I know, for example, that women’s organizations started to form in Kyrgyzstan closer to 1997-1998 with funding available from Counterpart Consortium, USIS and Soros Foundation – Kyrgyzstan. What kind of participation of ‘civil society’ was present before 1997, история умалчивает. I really want to know what happened between 1991 and 1997. What was the reform of psychiatry field like? How did the reform of the criminal code reflect the neoliberal blueprint that was part of ‘transition’ that attracted foreign funders and set Kyrgyzstan in an ‘island of democracy’ mode. Sometimes I think that Kyrgyzstan is a success story guinea pig. It’s small enough and flexible enough to test new models and implement them without much resistance but quickly and in a way that attracts more funds because now there is so much to build on.

6 thoughts on “Reviving this blog

    • Lady, it’s not because you Americans, liberals and neocons alike, ‘want’, that the whole world has to jump and creep at once.
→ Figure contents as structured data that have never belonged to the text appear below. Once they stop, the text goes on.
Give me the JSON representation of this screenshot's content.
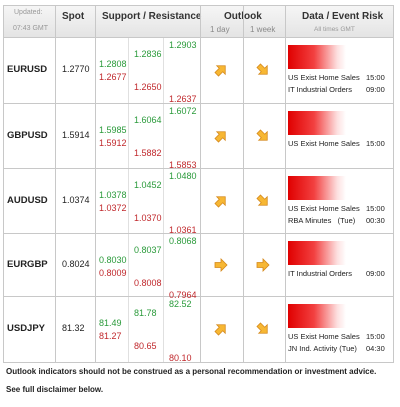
{
  "header": {
    "updated_label": "Updated:",
    "updated_time": "07:43 GMT",
    "spot": "Spot",
    "support_resistance": "Support / Resistance",
    "outlook": "Outlook",
    "outlook_1day": "1 day",
    "outlook_1week": "1 week",
    "data_event_risk": "Data / Event Risk",
    "times_note": "All times GMT"
  },
  "rows": [
    {
      "pair": "EURUSD",
      "spot": "1.2770",
      "levels": [
        [
          "1.2808",
          "1.2677"
        ],
        [
          "1.2836",
          "1.2650"
        ],
        [
          "1.2903",
          "1.2637"
        ]
      ],
      "outlook": [
        "up",
        "down"
      ],
      "events": [
        {
          "name": "US Exist Home Sales",
          "time": "15:00"
        },
        {
          "name": "IT Industrial Orders",
          "time": "09:00"
        }
      ]
    },
    {
      "pair": "GBPUSD",
      "spot": "1.5914",
      "levels": [
        [
          "1.5985",
          "1.5912"
        ],
        [
          "1.6064",
          "1.5882"
        ],
        [
          "1.6072",
          "1.5853"
        ]
      ],
      "outlook": [
        "up",
        "down"
      ],
      "events": [
        {
          "name": "US Exist Home Sales",
          "time": "15:00"
        }
      ]
    },
    {
      "pair": "AUDUSD",
      "spot": "1.0374",
      "levels": [
        [
          "1.0378",
          "1.0372"
        ],
        [
          "1.0452",
          "1.0370"
        ],
        [
          "1.0480",
          "1.0361"
        ]
      ],
      "outlook": [
        "up",
        "down"
      ],
      "events": [
        {
          "name": "US Exist Home Sales",
          "time": "15:00"
        },
        {
          "name": "RBA Minutes   (Tue)",
          "time": "00:30"
        }
      ]
    },
    {
      "pair": "EURGBP",
      "spot": "0.8024",
      "levels": [
        [
          "0.8030",
          "0.8009"
        ],
        [
          "0.8037",
          "0.8008"
        ],
        [
          "0.8068",
          "0.7964"
        ]
      ],
      "outlook": [
        "flat",
        "flat"
      ],
      "events": [
        {
          "name": "IT Industrial Orders",
          "time": "09:00"
        }
      ]
    },
    {
      "pair": "USDJPY",
      "spot": "81.32",
      "levels": [
        [
          "81.49",
          "81.27"
        ],
        [
          "81.78",
          "80.65"
        ],
        [
          "82.52",
          "80.10"
        ]
      ],
      "outlook": [
        "up",
        "down"
      ],
      "events": [
        {
          "name": "US Exist Home Sales",
          "time": "15:00"
        },
        {
          "name": "JN Ind. Activity (Tue)",
          "time": "04:30"
        }
      ]
    }
  ],
  "footer": [
    "Outlook indicators should not be construed as a personal recommendation or investment advice.",
    "See full disclaimer below."
  ]
}
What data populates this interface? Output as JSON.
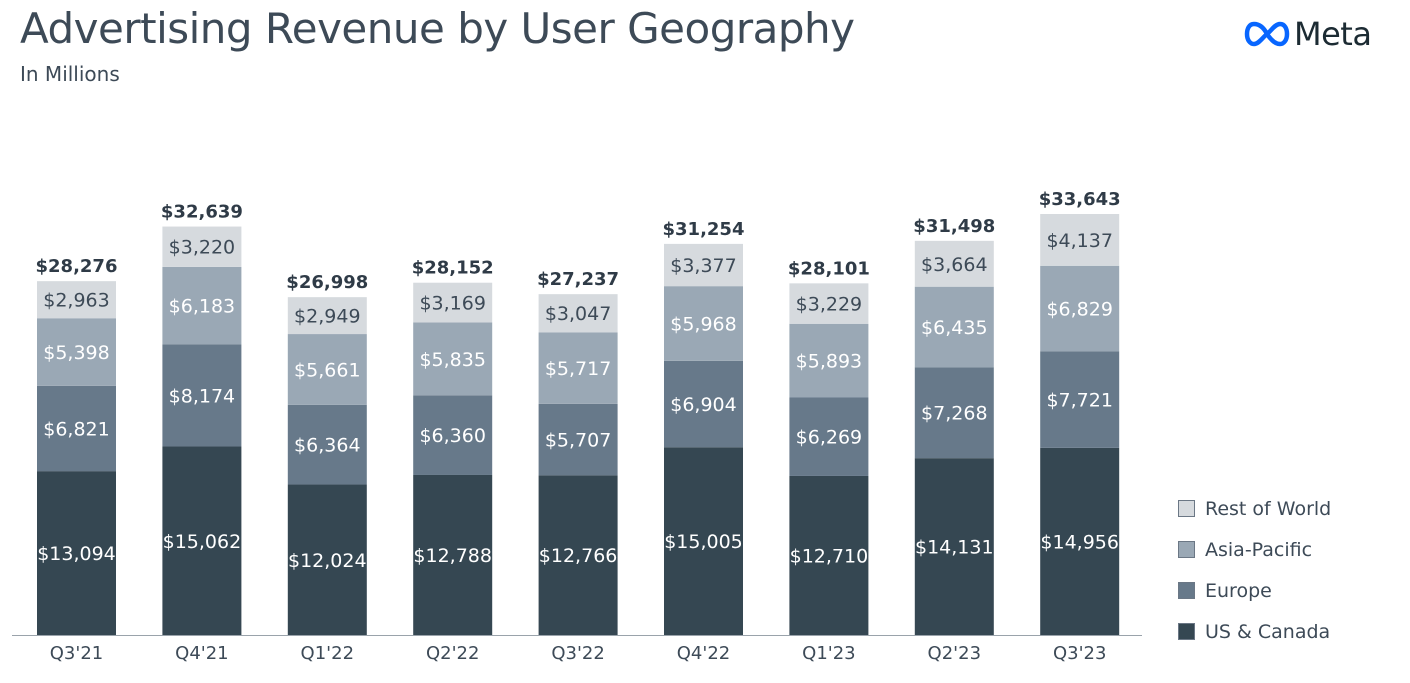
{
  "header": {
    "title": "Advertising Revenue by User Geography",
    "subtitle": "In Millions",
    "brand": "Meta"
  },
  "colors": {
    "us_canada": "#354752",
    "europe": "#67798a",
    "asia_pacific": "#9aa8b5",
    "rest_of_world": "#d6dade",
    "text_dark": "#2f3b47",
    "logo_blue": "#0866ff"
  },
  "icons": {
    "logo": "meta-infinity-icon"
  },
  "chart_data": {
    "type": "bar",
    "stacked": true,
    "title": "Advertising Revenue by User Geography",
    "subtitle": "In Millions",
    "categories": [
      "Q3'21",
      "Q4'21",
      "Q1'22",
      "Q2'22",
      "Q3'22",
      "Q4'22",
      "Q1'23",
      "Q2'23",
      "Q3'23"
    ],
    "series": [
      {
        "name": "US & Canada",
        "values": [
          13094,
          15062,
          12024,
          12788,
          12766,
          15005,
          12710,
          14131,
          14956
        ],
        "labels": [
          "$13,094",
          "$15,062",
          "$12,024",
          "$12,788",
          "$12,766",
          "$15,005",
          "$12,710",
          "$14,131",
          "$14,956"
        ]
      },
      {
        "name": "Europe",
        "values": [
          6821,
          8174,
          6364,
          6360,
          5707,
          6904,
          6269,
          7268,
          7721
        ],
        "labels": [
          "$6,821",
          "$8,174",
          "$6,364",
          "$6,360",
          "$5,707",
          "$6,904",
          "$6,269",
          "$7,268",
          "$7,721"
        ]
      },
      {
        "name": "Asia-Pacific",
        "values": [
          5398,
          6183,
          5661,
          5835,
          5717,
          5968,
          5893,
          6435,
          6829
        ],
        "labels": [
          "$5,398",
          "$6,183",
          "$5,661",
          "$5,835",
          "$5,717",
          "$5,968",
          "$5,893",
          "$6,435",
          "$6,829"
        ]
      },
      {
        "name": "Rest of World",
        "values": [
          2963,
          3220,
          2949,
          3169,
          3047,
          3377,
          3229,
          3664,
          4137
        ],
        "labels": [
          "$2,963",
          "$3,220",
          "$2,949",
          "$3,169",
          "$3,047",
          "$3,377",
          "$3,229",
          "$3,664",
          "$4,137"
        ]
      }
    ],
    "totals": [
      28276,
      32639,
      26998,
      28152,
      27237,
      31254,
      28101,
      31498,
      33643
    ],
    "total_labels": [
      "$28,276",
      "$32,639",
      "$26,998",
      "$28,152",
      "$27,237",
      "$31,254",
      "$28,101",
      "$31,498",
      "$33,643"
    ],
    "ylim": [
      0,
      33643
    ],
    "grid": false,
    "legend": "bottom-right"
  },
  "legend": {
    "items": [
      {
        "label": "Rest of World"
      },
      {
        "label": "Asia-Pacific"
      },
      {
        "label": "Europe"
      },
      {
        "label": "US & Canada"
      }
    ]
  }
}
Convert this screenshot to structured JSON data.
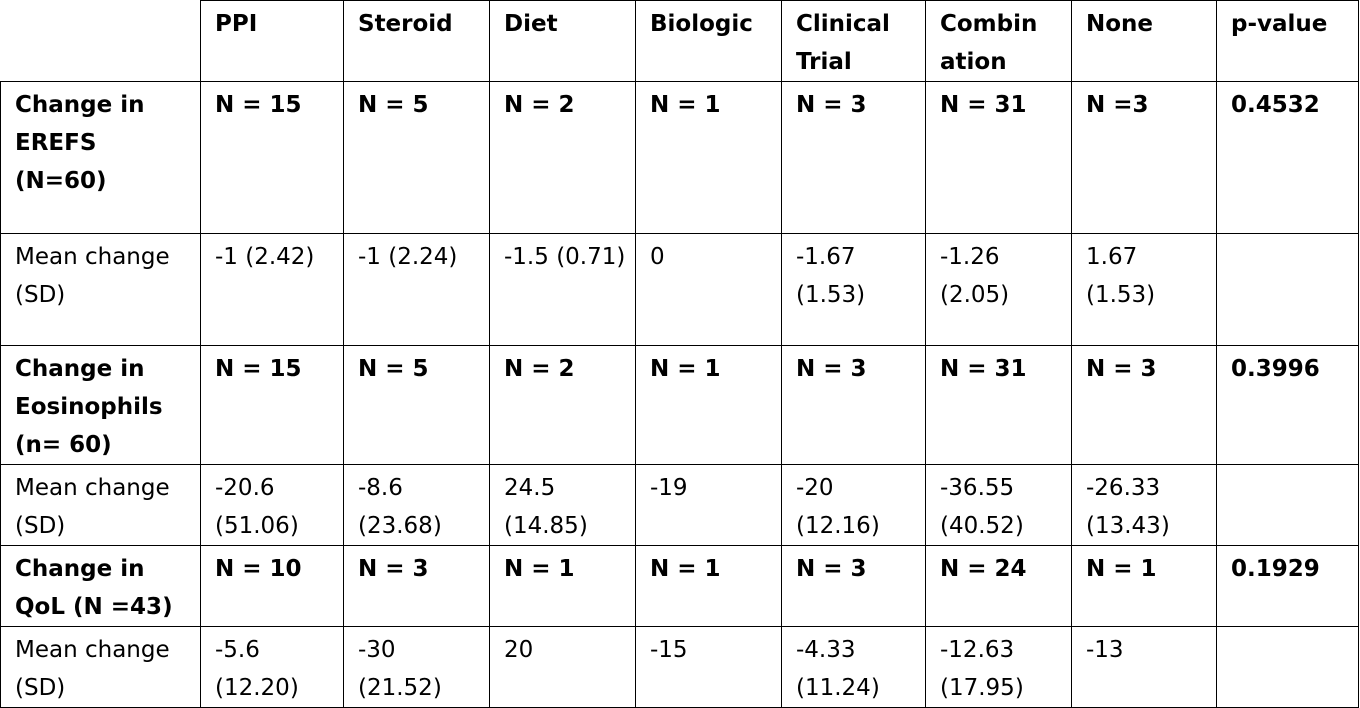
{
  "header": [
    "",
    "PPI",
    "Steroid",
    "Diet",
    "Biologic",
    "Clinical Trial",
    "Combin ation",
    "None",
    "p-value"
  ],
  "rows": [
    {
      "kind": "group",
      "cells": [
        "Change in EREFS (N=60)",
        "N = 15",
        "N = 5",
        "N = 2",
        "N = 1",
        "N = 3",
        "N = 31",
        "N =3",
        "0.4532"
      ]
    },
    {
      "kind": "mean",
      "cells": [
        "Mean change (SD)",
        "-1 (2.42)",
        "-1 (2.24)",
        "-1.5 (0.71)",
        "0",
        "-1.67 (1.53)",
        "-1.26 (2.05)",
        "1.67 (1.53)",
        ""
      ]
    },
    {
      "kind": "group",
      "cells": [
        "Change in Eosinophils (n= 60)",
        "N = 15",
        "N = 5",
        "N = 2",
        "N = 1",
        "N = 3",
        "N = 31",
        "N = 3",
        "0.3996"
      ]
    },
    {
      "kind": "mean",
      "cells": [
        "Mean change (SD)",
        "-20.6 (51.06)",
        "-8.6 (23.68)",
        "24.5 (14.85)",
        "-19",
        "-20 (12.16)",
        "-36.55 (40.52)",
        "-26.33 (13.43)",
        ""
      ]
    },
    {
      "kind": "group",
      "cells": [
        "Change in QoL (N =43)",
        "N = 10",
        "N = 3",
        "N = 1",
        "N = 1",
        "N = 3",
        "N = 24",
        "N = 1",
        "0.1929"
      ]
    },
    {
      "kind": "mean",
      "cells": [
        "Mean change (SD)",
        "-5.6 (12.20)",
        "-30 (21.52)",
        "20",
        "-15",
        "-4.33 (11.24)",
        "-12.63 (17.95)",
        "-13",
        ""
      ]
    }
  ]
}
These days are over.

  1. Pingback: Tongue in Chic Gallery raised funds for Transfolks in Kyrgyzstan! | Tongue in Chic Gallery

  2. “Sometimes I think that Kyrgyzstan is a success story guinea pig.”

    You name it! The country IS a guinea pig, that is, for the neoliberal colonisation which destroyed entire society and in which people like you are instrumental. The thing is that your movement only represent your own caste and the donor interests behind it.

    • Dear Seidkazi, Thank you for sharing your thoughts on this. I feel this way often, too about Kyrgyzstan being a guinea pig. I do not support many of the neoliberal policies, yet when it comes to the communities that I work with, I think that their lives are better now than 8 years ago when we started our organization. If you could elaborate what you mean by “destroying society”, I would be glad to have a conversation with you about it here. Kyrgyzstan does not exactly have a caste system and the people who come to us are from very diverse groups. I am aware of my own privilege and raise issues of access to resources very often in my work. About “donor interests”, we usually find a way to combine our interests with donor interests and things that come out are quite good. About my “instrumentality” in “destroying entire society”: if you are referring to sexual rights work that I do, I think that supporting people who love those of their own gender or identify differently from what they were assigned at birth, is positive for the society rather than negative. Healthy and happy LGBT people contribute to society quite a lot than those who are prevented from living authentic lives.

      • Hm OK, nice and well but I think that you parrot the standard development discourse on this matter. And today, Kyrgyzstan is no longer the somewhat silly, gullible society that it used to be under donor darling Akayev.